POST-RESOLUTION UPDATE: It turns out that my compilation issues had more to do with the fact that I was running in Eclipse, and its Maven integration has some issues with "jaxb2-maven-plugin". See this StackOverflow question for more detail on that issue and its resolution.
How did you configure your jaxb maven plugin? Normally it runs in the generate-sources lifecycle, which comes before the compile lifecycle. So your JAXB generated classes should already be there when your own code gets compiled, Maven puts them in target/generated-source and puts that folder on the classpath.
Edit:
This is my code we use at work (and which works as expected):
<plugin>
<groupId>com.sun.tools.xjc.maven2</groupId>
<artifactId>maven-jaxb-plugin</artifactId>
<executions>
<execution>
<phase>generate-sources</phase>
<goals>
<goal>generate</goal>
</goals>
</execution>
</executions>
<configuration>
<schemaDirectory>src/main/resources/<companyname>/xsd</schemaDirectory>
<includeSchemas>
<includeSchema>retrieval.xsd</includeSchema>
<includeSchema>storage.xsd</includeSchema>
</includeSchemas>
</configuration>
</plugin>
Apparently we use yet another jaxb plugin... (see also this thread: Difference of Maven JAXB plugins).

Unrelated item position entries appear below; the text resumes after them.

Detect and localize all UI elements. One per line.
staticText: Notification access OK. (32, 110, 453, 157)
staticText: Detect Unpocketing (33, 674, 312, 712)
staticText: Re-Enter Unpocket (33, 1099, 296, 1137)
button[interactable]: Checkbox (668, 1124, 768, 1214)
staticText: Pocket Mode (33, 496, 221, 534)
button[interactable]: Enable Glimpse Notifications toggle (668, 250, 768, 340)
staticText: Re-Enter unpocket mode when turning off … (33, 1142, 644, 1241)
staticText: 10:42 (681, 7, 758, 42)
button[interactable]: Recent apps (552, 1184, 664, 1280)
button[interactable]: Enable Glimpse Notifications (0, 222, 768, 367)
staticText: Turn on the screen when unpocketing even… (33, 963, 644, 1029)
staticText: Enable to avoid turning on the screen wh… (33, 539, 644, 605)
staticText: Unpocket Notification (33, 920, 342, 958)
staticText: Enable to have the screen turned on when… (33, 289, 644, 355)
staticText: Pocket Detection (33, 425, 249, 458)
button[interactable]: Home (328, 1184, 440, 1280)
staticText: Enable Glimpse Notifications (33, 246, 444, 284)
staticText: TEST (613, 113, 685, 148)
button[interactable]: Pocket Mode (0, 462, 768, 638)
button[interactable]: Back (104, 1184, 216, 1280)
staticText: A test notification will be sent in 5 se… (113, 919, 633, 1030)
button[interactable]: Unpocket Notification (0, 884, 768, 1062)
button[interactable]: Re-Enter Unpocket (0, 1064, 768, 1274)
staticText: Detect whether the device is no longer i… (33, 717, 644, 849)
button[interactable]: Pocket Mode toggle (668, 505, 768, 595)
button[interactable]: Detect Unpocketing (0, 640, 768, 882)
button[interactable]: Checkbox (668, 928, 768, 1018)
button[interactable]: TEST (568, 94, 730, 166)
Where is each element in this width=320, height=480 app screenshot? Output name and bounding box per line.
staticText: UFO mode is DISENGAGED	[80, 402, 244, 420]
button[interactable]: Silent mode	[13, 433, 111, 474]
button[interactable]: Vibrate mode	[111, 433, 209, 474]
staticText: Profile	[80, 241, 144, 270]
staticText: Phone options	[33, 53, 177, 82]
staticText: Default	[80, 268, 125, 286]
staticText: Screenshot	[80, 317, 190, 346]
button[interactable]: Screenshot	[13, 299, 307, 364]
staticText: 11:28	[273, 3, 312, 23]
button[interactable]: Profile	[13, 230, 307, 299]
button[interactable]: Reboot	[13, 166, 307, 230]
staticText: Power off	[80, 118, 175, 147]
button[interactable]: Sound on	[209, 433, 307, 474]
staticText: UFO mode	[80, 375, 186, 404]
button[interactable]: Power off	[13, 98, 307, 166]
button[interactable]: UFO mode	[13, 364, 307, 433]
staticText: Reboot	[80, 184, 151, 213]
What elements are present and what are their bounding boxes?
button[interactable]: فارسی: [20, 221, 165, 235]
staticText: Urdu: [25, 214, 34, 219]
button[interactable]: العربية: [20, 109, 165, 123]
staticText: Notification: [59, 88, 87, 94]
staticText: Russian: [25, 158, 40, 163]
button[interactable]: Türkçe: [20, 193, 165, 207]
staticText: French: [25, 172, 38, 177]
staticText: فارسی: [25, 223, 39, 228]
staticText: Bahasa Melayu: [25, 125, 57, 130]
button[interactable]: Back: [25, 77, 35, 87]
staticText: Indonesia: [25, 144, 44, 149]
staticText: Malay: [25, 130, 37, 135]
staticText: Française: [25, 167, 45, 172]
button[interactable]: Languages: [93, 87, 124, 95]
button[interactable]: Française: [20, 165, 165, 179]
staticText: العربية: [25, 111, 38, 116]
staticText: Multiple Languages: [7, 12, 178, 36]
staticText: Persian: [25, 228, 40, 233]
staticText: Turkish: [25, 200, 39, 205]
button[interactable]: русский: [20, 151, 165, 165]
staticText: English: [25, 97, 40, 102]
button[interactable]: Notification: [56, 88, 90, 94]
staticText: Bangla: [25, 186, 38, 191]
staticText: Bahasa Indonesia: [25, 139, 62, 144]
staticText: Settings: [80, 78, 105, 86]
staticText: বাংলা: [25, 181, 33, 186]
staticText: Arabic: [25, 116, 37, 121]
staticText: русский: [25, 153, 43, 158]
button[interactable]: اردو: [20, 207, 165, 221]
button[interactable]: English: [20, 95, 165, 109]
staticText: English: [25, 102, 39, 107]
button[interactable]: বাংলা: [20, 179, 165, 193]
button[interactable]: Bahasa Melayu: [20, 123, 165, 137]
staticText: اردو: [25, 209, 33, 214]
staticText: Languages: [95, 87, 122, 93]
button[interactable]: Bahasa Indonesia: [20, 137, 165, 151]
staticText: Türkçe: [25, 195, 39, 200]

i would suggest you to split jaxb-generated classes (api) and your BL classes (implementation) to 2 maven projects with separate pom.xml for each, and the main root pom.xml with the compilation order. that way, you will be able to build api.jar, then maven will install it inside the local repo, and after that you can use it as the dependency of your implementation. so it will looks like:
-API\
--pom.xml - for api, jaxb generation
-IMPL\
--pom.xml - for impl, api dependency is here
pom.xml - main pom.xml with references to the projects above
Maybe try using the maven-jaxb2-plugin instead:
<plugin>
<groupId>org.jvnet.jaxb2.maven2</groupId>
<artifactId>maven-jaxb2-plugin</artifactId>
<version>0.8.2</version>
<executions>
<execution>
<goals>
<goal>generate</goal>
</goals>
</execution>
</executions>
</plugin>
The answer from dfuse is correct, though. Either plugin should generate sources before compiling, and the result of the source generation will be on the classpath. I tested this with both plugins. Is it possible for you to post your schema, or at least the schema for the type that your code is failing to pick up on the classpath?